SitemFit1: Compute the S fit statistic for 1 item

Description

Implements the Kang & Chen (2007) polytomous extension to S statistic of Orlando & Thissen (2000). Rows with missing data are ignored, but see the omit option.

Usage

SitemFit1(
  grp,
  item,
  free = 0,
  ...,
  method = "pearson",
  log = TRUE,
  qwidth = 6,
  qpoints = 49L,
  alt = FALSE,
  omit = 0L,
  .twotier = TRUE
)

Arguments

grp: a list containing the model and data. See the details section.
item: the item of interest
free: the number of free parameters involved in estimating the item (to adjust the df)
...: Not used. Forces remaining arguments to be specified by name.
method: whether to use a pearson or rms test
log: whether to return p-values in log units
qwidth: lifecycle::badge("deprecated")
qpoints: lifecycle::badge("deprecated")
alt: whether to include the item of interest in the denominator
omit: number of items to omit or a character vector with the names of the items to omit when calculating the observed and expected sum-score tables
.twotier: whether to enable the two-tier optimization

Format of a group

A model, or group within a model, is represented as a named list.

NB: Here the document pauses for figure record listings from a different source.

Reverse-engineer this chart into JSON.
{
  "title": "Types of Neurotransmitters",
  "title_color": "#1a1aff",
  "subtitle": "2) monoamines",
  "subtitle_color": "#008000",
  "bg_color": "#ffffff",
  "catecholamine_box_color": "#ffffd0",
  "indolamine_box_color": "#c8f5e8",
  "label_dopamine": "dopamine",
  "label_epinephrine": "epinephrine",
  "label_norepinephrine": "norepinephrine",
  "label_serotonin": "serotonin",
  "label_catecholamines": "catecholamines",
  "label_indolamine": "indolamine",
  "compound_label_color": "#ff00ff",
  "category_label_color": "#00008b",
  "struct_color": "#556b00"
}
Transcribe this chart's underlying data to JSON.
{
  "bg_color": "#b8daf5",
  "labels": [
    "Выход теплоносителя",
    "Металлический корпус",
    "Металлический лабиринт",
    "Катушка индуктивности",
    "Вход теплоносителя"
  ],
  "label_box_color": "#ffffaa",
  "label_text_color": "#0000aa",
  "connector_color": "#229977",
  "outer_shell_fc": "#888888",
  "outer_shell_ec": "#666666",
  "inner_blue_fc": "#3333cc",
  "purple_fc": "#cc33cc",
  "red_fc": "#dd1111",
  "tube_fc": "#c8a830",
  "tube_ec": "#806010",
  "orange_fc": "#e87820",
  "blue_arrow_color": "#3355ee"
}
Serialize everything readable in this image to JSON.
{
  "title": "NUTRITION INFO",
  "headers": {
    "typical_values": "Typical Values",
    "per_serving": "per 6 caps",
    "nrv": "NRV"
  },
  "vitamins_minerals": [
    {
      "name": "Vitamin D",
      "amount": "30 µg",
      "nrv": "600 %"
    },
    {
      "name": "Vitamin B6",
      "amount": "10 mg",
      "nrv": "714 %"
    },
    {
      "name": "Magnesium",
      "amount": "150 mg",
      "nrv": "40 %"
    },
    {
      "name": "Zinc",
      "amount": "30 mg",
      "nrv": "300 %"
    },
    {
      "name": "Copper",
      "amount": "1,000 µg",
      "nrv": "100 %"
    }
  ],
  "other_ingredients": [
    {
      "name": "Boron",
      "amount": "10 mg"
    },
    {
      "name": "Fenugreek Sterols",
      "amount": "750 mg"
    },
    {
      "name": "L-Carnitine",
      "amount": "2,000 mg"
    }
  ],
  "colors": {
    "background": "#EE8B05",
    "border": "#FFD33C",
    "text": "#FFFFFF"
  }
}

spec: list of response model objects
param: numeric matrix of item parameters
free: logical matrix of indicating which parameters are free (TRUE) or fixed (FALSE)
mean: numeric vector giving the mean of the latent distribution
cov: numeric matrix giving the covariance of the latent distribution
data: data.frame containing observed item responses, and optionally, weights and frequencies
score: factors scores with response patterns in rows
weightColumn: name of the data column containing the numeric row weights (optional)
freqColumn: name of the data column containing the integral row frequencies (optional)
qwidth: width of the quadrature expressed in Z units
qpoints: number of quadrature points
minItemsPerScore: minimum number of non-missing items when estimating factor scores

The param matrix stores items parameters by column. If a column has more rows than are required to fully specify a model then the extra rows are ignored. The order of the items in spec and order of columns in param are assumed to match. All items should have the same number of latent dimensions. Loadings on latent dimensions are given in the first few rows and can be named by setting rownames. Item names are assigned by param colnames.

Currently only a multivariate normal distribution is available, parameterized by the mean and cov. If mean and cov are not specified then a standard normal distribution is assumed. The quadrature consists of equally spaced points. For example, qwidth=2 and qpoints=5 would produce points -2, -1, 0, 1, and 2. The quadrature specification is part of the group and not passed as extra arguments for the sake of consistency. As currently implemented, OpenMx uses EAP scores to estimate latent distribution parameters. By default, the exact same EAP scores should be produced by EAPscores.

Details

This statistic is good at finding a small number of misfitting items among a large number of well fitting items. However, be aware that misfitting items can cause other items to misfit.

Observed tables cannot be computed when data is missing. Therefore, you can optionally omit items with the greatest number of responses missing relative to the item of interest.

Pearson is slightly more powerful than RMS in most cases I examined.

Setting alt to TRUE causes the tables to match published articles. However, the default setting of FALSE probably provides slightly more power when there are less than 10 items.

The name of the test, "S", probably stands for sum-score.

References

Kang, T. and Chen, T. T. (2007). An investigation of the performance of the generalized S-Chisq item-fit index for polytomous IRT models. ACT Research Report Series.